7. Ensemble Prediction: The final prediction of the Gradient Boosting algorithm is the sum of the initial prediction and the predictions from all the weak learners, each multiplied by its corresponding learning rate. The ensemble of weak learners collectively works together to achieve a highly accurate prediction.

# ANSWER 7
1. Objective Function: The first step is to define the objective function to be optimized during the training process. For regression tasks, the common objective function is the mean squared error (MSE), while for classification tasks, the cross-entropy loss (log loss) is commonly used. These objective functions quantify the difference between the actual target values and the model's predictions.
2. Initialization: The process starts with an initial prediction (often a simple estimate like the mean of target values for regression or the log-odds for classification). The initial prediction serves as the starting point for the iterative process.

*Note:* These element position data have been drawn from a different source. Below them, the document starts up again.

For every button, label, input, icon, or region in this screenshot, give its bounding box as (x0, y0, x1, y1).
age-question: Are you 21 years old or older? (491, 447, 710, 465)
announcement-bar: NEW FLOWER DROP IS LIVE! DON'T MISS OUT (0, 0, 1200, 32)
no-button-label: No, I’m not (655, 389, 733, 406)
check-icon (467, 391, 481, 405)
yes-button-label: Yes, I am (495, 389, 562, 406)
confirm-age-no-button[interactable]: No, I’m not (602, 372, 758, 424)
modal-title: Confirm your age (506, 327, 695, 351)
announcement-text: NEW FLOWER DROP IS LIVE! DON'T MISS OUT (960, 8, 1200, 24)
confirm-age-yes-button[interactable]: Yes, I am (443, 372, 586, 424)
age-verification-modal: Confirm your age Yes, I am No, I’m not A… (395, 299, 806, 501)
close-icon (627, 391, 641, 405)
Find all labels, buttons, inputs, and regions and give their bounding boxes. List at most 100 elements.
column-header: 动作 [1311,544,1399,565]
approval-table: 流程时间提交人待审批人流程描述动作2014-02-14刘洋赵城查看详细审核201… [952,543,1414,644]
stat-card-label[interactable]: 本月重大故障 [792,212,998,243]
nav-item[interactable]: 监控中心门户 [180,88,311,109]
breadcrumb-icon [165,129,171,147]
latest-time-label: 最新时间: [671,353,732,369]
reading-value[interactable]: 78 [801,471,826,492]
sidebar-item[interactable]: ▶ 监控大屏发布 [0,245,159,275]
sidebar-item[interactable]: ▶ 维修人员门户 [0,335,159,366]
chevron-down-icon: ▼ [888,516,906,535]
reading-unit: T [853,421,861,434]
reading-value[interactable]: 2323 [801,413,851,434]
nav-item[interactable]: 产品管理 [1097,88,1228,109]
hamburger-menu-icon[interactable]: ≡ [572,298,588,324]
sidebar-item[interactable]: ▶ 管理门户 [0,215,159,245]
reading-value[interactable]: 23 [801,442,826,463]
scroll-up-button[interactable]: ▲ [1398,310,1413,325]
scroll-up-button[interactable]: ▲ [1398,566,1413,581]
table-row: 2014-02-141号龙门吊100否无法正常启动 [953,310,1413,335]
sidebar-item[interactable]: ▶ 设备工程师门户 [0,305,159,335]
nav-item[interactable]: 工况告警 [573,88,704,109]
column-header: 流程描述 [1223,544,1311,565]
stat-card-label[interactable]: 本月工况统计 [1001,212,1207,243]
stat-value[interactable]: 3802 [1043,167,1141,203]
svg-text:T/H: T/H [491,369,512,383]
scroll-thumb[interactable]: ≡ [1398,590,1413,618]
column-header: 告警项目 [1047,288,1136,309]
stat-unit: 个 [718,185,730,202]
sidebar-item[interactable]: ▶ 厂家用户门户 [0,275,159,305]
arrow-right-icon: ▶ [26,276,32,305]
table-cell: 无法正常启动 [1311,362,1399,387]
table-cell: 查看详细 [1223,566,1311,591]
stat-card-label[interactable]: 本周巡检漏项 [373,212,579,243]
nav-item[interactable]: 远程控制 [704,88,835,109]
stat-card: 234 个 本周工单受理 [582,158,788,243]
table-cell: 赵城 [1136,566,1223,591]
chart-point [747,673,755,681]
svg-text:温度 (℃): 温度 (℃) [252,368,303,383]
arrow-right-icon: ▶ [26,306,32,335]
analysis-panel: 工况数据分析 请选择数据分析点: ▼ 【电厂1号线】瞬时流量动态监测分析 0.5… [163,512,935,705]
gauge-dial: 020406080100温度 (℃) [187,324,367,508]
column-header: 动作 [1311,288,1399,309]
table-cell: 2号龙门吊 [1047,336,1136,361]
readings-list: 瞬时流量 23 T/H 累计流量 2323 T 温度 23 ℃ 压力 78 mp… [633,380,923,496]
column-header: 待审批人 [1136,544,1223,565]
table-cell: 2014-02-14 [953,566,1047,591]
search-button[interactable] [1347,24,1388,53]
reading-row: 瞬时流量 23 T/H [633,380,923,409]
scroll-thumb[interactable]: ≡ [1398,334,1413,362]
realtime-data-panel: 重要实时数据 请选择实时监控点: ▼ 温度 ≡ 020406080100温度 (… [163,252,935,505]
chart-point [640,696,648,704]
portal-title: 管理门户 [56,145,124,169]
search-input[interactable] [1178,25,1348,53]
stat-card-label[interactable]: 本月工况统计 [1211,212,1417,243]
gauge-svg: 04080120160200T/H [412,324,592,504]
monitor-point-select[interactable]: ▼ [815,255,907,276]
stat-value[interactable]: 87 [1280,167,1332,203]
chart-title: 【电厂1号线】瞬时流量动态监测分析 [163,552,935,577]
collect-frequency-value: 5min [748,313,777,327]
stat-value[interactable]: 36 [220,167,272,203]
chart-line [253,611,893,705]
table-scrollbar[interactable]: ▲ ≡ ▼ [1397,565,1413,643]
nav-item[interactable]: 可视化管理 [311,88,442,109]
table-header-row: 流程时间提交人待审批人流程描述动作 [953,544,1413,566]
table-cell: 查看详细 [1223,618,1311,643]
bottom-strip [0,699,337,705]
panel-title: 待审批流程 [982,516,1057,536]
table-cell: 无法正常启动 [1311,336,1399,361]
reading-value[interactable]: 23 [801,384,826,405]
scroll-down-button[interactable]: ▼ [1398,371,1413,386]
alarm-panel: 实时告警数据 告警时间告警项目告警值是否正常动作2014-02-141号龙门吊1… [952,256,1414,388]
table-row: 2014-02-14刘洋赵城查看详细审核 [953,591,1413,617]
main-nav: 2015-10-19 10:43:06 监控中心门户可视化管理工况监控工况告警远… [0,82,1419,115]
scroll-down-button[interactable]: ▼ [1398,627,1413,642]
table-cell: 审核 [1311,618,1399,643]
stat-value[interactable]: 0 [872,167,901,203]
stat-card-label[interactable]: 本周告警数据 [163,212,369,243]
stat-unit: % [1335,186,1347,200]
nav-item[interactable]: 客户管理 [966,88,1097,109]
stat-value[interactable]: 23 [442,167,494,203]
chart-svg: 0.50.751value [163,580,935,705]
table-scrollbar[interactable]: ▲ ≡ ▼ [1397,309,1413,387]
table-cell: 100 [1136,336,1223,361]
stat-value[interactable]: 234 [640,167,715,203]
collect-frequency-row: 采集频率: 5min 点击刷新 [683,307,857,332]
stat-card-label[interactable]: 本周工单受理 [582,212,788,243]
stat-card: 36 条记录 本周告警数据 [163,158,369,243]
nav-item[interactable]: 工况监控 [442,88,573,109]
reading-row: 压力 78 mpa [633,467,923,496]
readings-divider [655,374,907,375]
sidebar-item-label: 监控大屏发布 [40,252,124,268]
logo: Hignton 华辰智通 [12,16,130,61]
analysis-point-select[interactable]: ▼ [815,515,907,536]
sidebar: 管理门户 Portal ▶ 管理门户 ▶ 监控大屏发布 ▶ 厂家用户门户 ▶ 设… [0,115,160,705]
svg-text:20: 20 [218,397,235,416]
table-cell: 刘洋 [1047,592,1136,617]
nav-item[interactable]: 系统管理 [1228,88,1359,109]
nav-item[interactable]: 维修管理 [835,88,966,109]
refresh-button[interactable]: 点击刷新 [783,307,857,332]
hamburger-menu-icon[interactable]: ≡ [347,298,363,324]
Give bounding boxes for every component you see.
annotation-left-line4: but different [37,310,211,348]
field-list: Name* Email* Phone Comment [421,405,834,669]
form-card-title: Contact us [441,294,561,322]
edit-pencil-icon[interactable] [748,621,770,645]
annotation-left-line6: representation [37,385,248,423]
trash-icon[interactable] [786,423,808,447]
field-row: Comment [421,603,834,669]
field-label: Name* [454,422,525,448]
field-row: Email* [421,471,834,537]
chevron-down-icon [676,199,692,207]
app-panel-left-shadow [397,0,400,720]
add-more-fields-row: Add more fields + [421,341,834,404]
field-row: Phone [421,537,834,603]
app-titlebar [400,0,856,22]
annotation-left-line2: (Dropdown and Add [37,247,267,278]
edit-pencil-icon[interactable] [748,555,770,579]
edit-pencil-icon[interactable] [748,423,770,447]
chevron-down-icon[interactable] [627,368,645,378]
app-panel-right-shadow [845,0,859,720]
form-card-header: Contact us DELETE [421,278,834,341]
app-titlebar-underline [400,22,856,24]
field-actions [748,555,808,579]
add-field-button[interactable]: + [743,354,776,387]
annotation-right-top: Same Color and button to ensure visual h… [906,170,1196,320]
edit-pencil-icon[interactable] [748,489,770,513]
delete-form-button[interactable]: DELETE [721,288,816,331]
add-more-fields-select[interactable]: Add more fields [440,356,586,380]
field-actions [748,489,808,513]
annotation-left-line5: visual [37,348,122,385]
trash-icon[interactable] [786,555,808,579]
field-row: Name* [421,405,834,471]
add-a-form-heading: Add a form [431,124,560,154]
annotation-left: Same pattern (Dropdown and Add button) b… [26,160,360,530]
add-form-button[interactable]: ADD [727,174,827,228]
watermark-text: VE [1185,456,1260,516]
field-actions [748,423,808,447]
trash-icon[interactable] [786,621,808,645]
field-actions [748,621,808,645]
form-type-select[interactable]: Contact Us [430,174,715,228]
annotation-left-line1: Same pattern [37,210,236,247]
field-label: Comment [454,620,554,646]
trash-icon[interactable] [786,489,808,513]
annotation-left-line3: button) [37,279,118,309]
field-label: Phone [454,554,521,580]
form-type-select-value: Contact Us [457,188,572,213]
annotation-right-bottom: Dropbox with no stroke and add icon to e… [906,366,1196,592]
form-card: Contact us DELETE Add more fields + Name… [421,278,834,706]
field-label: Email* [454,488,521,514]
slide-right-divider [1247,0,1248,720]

3. Residual Calculation: The differences between the actual target values and the current ensemble's predictions are computed. These differences, known as residuals, represent the errors that need to be corrected in the subsequent iterations. For regression, the residuals are the true target values minus the initial predictions. For classification, the residuals are the true class probabilities (encoded as 0s and 1s) minus the initial predicted probabilities.
4. Training of Weak Learners: A weak learner (e.g., decision tree with limited depth) is trained to predict the residuals. The weak learner is fitted to the negative gradient of the objective function with respect to the current ensemble's predictions. This step involves gradient descent-like optimization, where the weak learner aims to minimize the loss by updating its parameters.
5. Learning Rate: The predictions of the weak learner are multiplied by a learning rate (also known as the shrinkage rate). The learning rate controls the contribution of each weak learner to the final ensemble. Smaller learning rates lead to a more cautious learning process and can prevent overfitting.
6. Updating Ensemble Predictions: The predictions of the weak learner (multiplied by the learning rate) are added to the current ensemble's predictions. This step updates the ensemble's predictions to incorporate the new information from the latest weak learner. The ensemble now provides an improved estimate of the target variable.
7. Iterative Process: Steps 3 to 6 are repeated for a predefined number of iterations or until a stopping criterion (e.g., a minimum improvement in the objective function) is met. In each iteration, the weak learner focuses on the remaining errors (residuals) and tries to minimize them.
8. Ensemble Prediction: The final prediction of the Gradient Boosting algorithm is the sum of the initial prediction and the predictions from all the weak learners, each multiplied by its corresponding learning rate. The ensemble of weak learners collectively works together to achieve a highly accurate prediction.